论文标题
发现文本结构:使用模板树的生成语法诱导
Discovering Textual Structures: Generative Grammar Induction using Template Trees
论文作者
论文摘要
自然语言生成为设计师提供了自动生成文本的方法,例如用于创建摘要,聊天机器人和游戏内容。在实践中,经常学习和解释文本生成器,或者使用语法和模板等技术手工创建。在本文中,我们介绍了一种新型的语法诱导算法,用于学习出于生成目的的可解释语法,称为Gitta。我们还介绍了模板树的新颖概念,以发现Corpora中的潜在模板,以得出这些生成语法。通过使用现有的人类创建的语法,我们发现该算法只能使用几个示例合理地近似这些语法。这些结果表明,GITTA可用于自动学习可解释且易于修改的语法,从而为人类机器的共同创建生成模型提供了垫脚石。
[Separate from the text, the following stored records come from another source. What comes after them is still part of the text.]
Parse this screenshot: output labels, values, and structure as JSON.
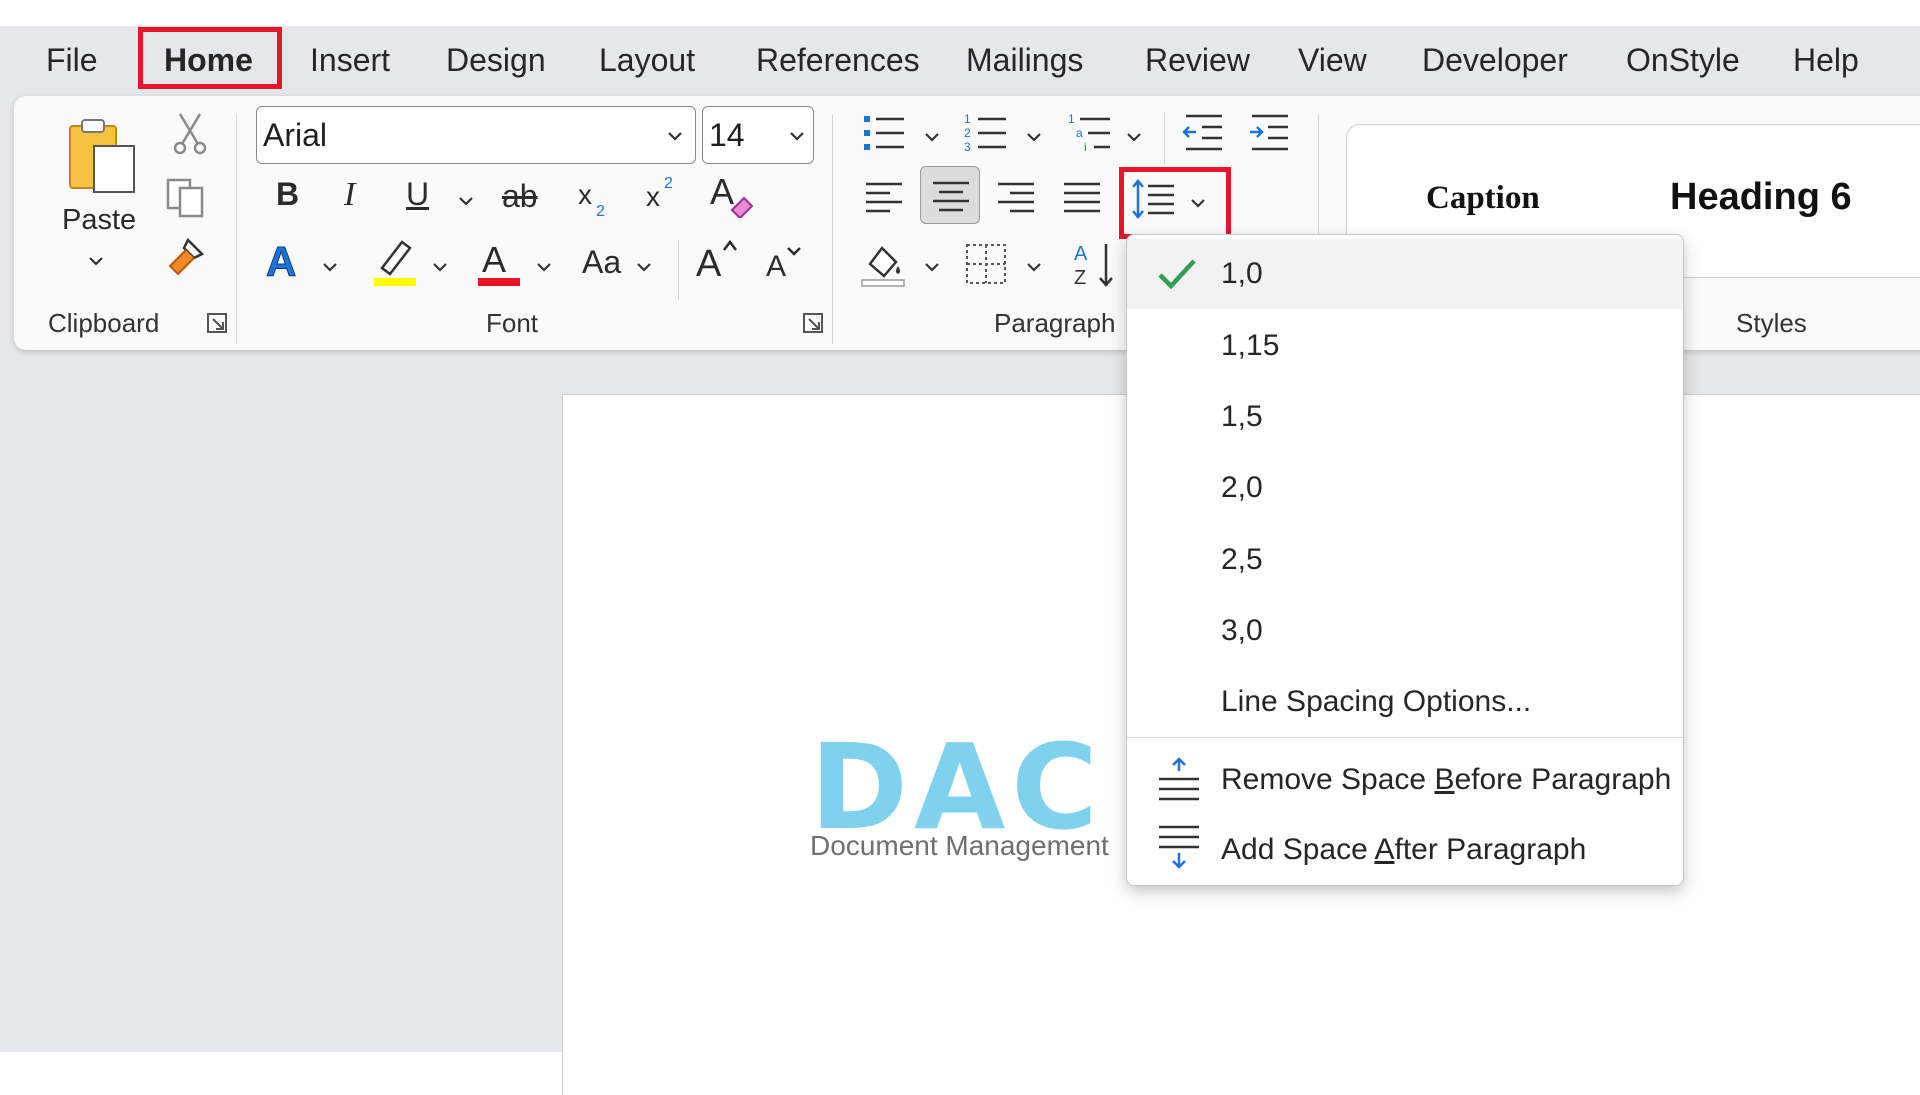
{
  "menu": {
    "items": [
      "File",
      "Home",
      "Insert",
      "Design",
      "Layout",
      "References",
      "Mailings",
      "Review",
      "View",
      "Developer",
      "OnStyle",
      "Help"
    ],
    "active": "Home"
  },
  "clipboard": {
    "paste_label": "Paste",
    "group_label": "Clipboard"
  },
  "font": {
    "name": "Arial",
    "size": "14",
    "group_label": "Font",
    "bold": "B",
    "italic": "I",
    "underline": "U",
    "strike": "ab",
    "change_case": "Aa",
    "grow": "A",
    "shrink": "A"
  },
  "paragraph": {
    "group_label": "Paragraph"
  },
  "styles": {
    "caption": "Caption",
    "heading6": "Heading 6",
    "group_label": "Styles"
  },
  "document": {
    "logo_text": "DAC",
    "logo_sub": "Document Management"
  },
  "line_spacing_menu": {
    "options": [
      "1,0",
      "1,15",
      "1,5",
      "2,0",
      "2,5",
      "3,0"
    ],
    "selected": "1,0",
    "options_label": "Line Spacing Options...",
    "remove_before": {
      "pre": "Remove Space ",
      "acc": "B",
      "post": "efore Paragraph"
    },
    "add_after": {
      "pre": "Add Space ",
      "acc": "A",
      "post": "fter Paragraph"
    }
  },
  "colors": {
    "highlight_box": "#e8142a",
    "check": "#2e9e4f",
    "logo": "#7fd1ee",
    "text_highlight": "#ffff00",
    "font_color": "#e8142a",
    "text_effects": "#1e74d6"
  },
  "icons": [
    "cut-icon",
    "copy-icon",
    "format-painter-icon",
    "clear-formatting-icon",
    "bullets-icon",
    "numbering-icon",
    "multilevel-list-icon",
    "decrease-indent-icon",
    "increase-indent-icon",
    "align-left-icon",
    "align-center-icon",
    "align-right-icon",
    "justify-icon",
    "line-spacing-icon",
    "shading-icon",
    "borders-icon",
    "sort-icon",
    "check-icon"
  ]
}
Natural language generation provides designers with methods for automatically generating text, e.g. for creating summaries, chatbots and game content. In practise, text generators are often either learned and hard to interpret, or created by hand using techniques such as grammars and templates. In this paper, we introduce a novel grammar induction algorithm for learning interpretable grammars for generative purposes, called Gitta. We also introduce the novel notion of template trees to discover latent templates in corpora to derive these generative grammars. By using existing human-created grammars, we found that the algorithm can reasonably approximate these grammars using only a few examples. These results indicate that Gitta could be used to automatically learn interpretable and easily modifiable grammars, and thus provide a stepping stone for human-machine co-creation of generative models.